Intro to Wesak festival
Most of the people don’t even have heard about the Wesak festival because it is mostly celebrated in the countries where there are Buddhist followers, they are the believers of Buddha. The word Vesak comes from Pali term vesākha or the Sanskrit vaisakha, the name of the lunar month in the Hindu calendar that falls in April and May. In Japan, it is known as Henamatsuri. We all know that Buddhism is a very peaceful religion which was started by Gautama Buddha. Buddhist culture is very much popular all over the world and was basically originated from India. Every year the Vesak festival is celebrated on the full moon day in the month of vesākha usually in April (first), May or June (last). Vesak festival is also known as Wesak, Buddha Purnima and Buddha day. The festival is also celebrated in the countries like India, Sri Lanka, Nepal, Tibet, Bangladesh, Bhutan, Indonesia, Singapore, Thailand, Cambodia, Laos, Malaysia, Myanmar, Mongolia, Philippines, China, Japan, South Korea, North Korea, Taiwan and Vietnam.
History of Buddha’s day
The history of Buddhism is the story of one man’s spiritual journey to enlightenment, and the teachings and ways of living that developed from it. Siddhartha Gautama whom today we all know as Gautama Buddha by finding the path to enlightenment, Siddhartha was led from the pain of suffering and rebirth towards the path of enlightenment became known as the Buddha or the “awakened one”. Gautama Buddha was born around the year 580 BC in the village of Nepal called Lumbini. He was born into a royal family and because of his royalty he was very far away from reality, he was very far away from the problems, sadness and sickness, birth and death. According to the mythology he is said to have taken seven steps forward after which a lotus flower arose from each footstep and then it was declared that this was his last rebirth and that he would become an enlightened individual.
One day after getting married and having a child he went outside from where he lived and he discovered the bitter truth of the life “death” he discovered that death was the inevitable fate of human beings, a fate no one can avoid. Siddhartha also saw a monk there and learned about life and death then he decided that he should get out from his luxurious life and live as a simple homeless holy man.
This day Buddha Purnima is celebrated all around the world as the birthday of Buddha. Buddha gave us the four noble truth of life.
Buddha’s four noble truths
The first noble truth is that old age, illness and death are all forms of human suffering. The second noble truth is that suffering is closely linked to desire, a desire for being which leads from birth to death and involve ageing, illness and mortality. The third noble truth is that suffering can be dispelled by the abandonment of all desires. The last of the four noble truths holds that such abandonment of desires can be achieved by following the noble eightfold path.

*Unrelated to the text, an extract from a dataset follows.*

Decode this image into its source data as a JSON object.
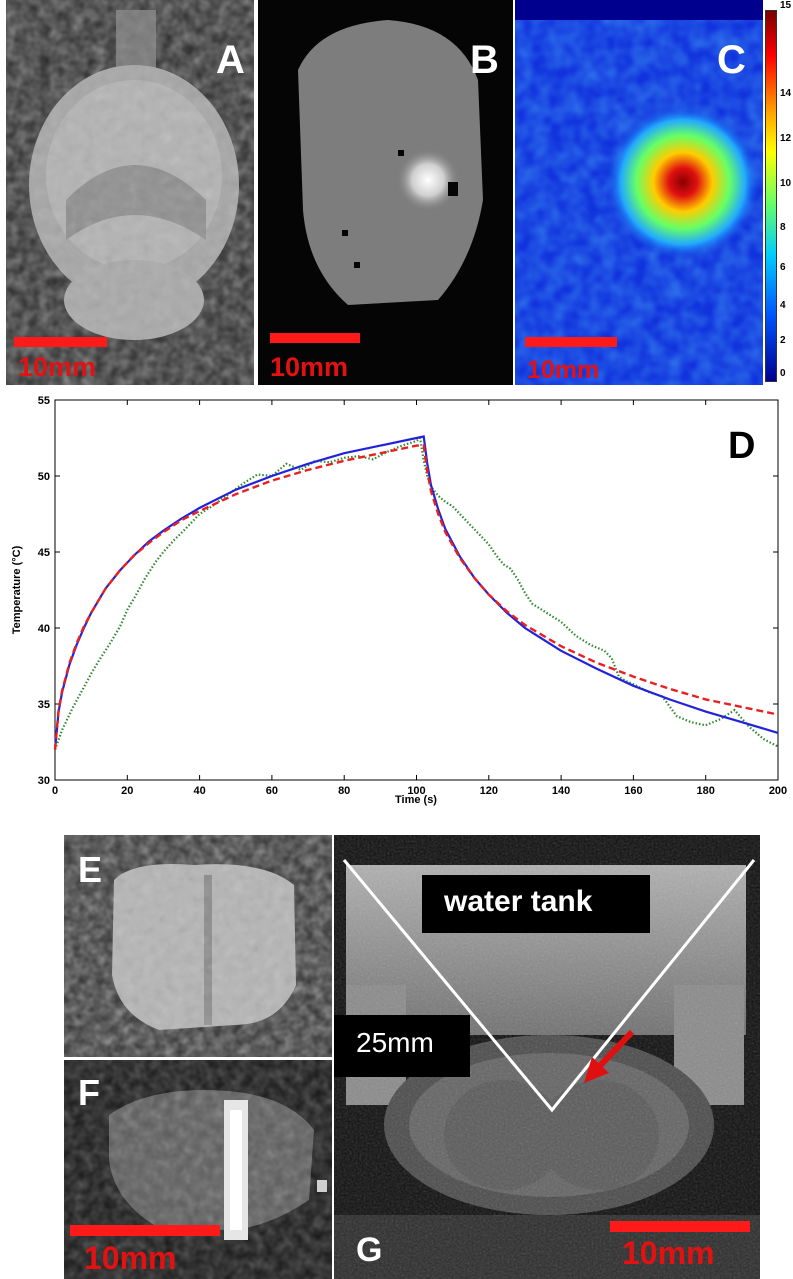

Buddha’s noble eightfold path
The noble eightfold paths are; right views (know the truth), right intention (free your mind of evil), right speech (say nothing that hurts others), right action (work for the good of others), right livelihood (respect life), right effect (resist evil), right concentration (practice meditation), right mindfulness (control your thoughts).
Different ways of celebration
In Aisa people celebrate this day by floating lanterns in lakes in different countries people and monks celebrates lotus festival they carry flags, lotus flowers, incense sticks and candles to acknowledge Vesak, because if the cultural differences people celebrate this day in many ways on this day people pray and sing in temples and monasteries, dramas are performed by people on selecting life, teachings and stories of Buddha, candle lighting ceremonies are done where lotus shaped candles are lit, no of Asian dishes are prepared during festivities. Buddhists celebrate the three most important life stages of Buddha on Wesak: birth, enlightenment and death, which traditionally are said to all have happened on the same day of the calendar throughout his life.
We should not only remember the teachings of Buddha on this day we should try to implement his teachings in our daily life and we should also try to tell about his teachings to our coming generations for leading a successful and happy life.
Way of celebration in South Korea
In South Korea, people light lotus lanterns that cover the temple in remembrance of the lotus footsteps.
Way of celebration in Sri Lanka
In Sri Lanka where colourful lanterns are used, they decorate temples and monasteries by electronic lights that depict different stories from Buddha’s life.
Way of celebration in Indonesia
In Indonesia Buddhists light and release lanterns into the air while visiting the Borobudur temple.
Way of celebration in Taiwan
In Taiwan followers pour fragrant water over Buddha statues that symbolises fresh start in life.
Way of celebration in Singapore
In Singapore, devotees set caged birds free on this day.
- “The mind is everything. What you think you become.
We are shaped by our thoughts; we become what we think. When the mind is pure, joy follows like a shadow that never leaves.
Do not dwell in the past, do not dream of the future, concentrate the mind on the present moment.
Health is the greatest gift, contentment the greatest wealth, faithfulness the best relationship.
Peace comes from within. Do not seek it without.
Three things cannot be long hidden: the sun, the moon, and the truth.”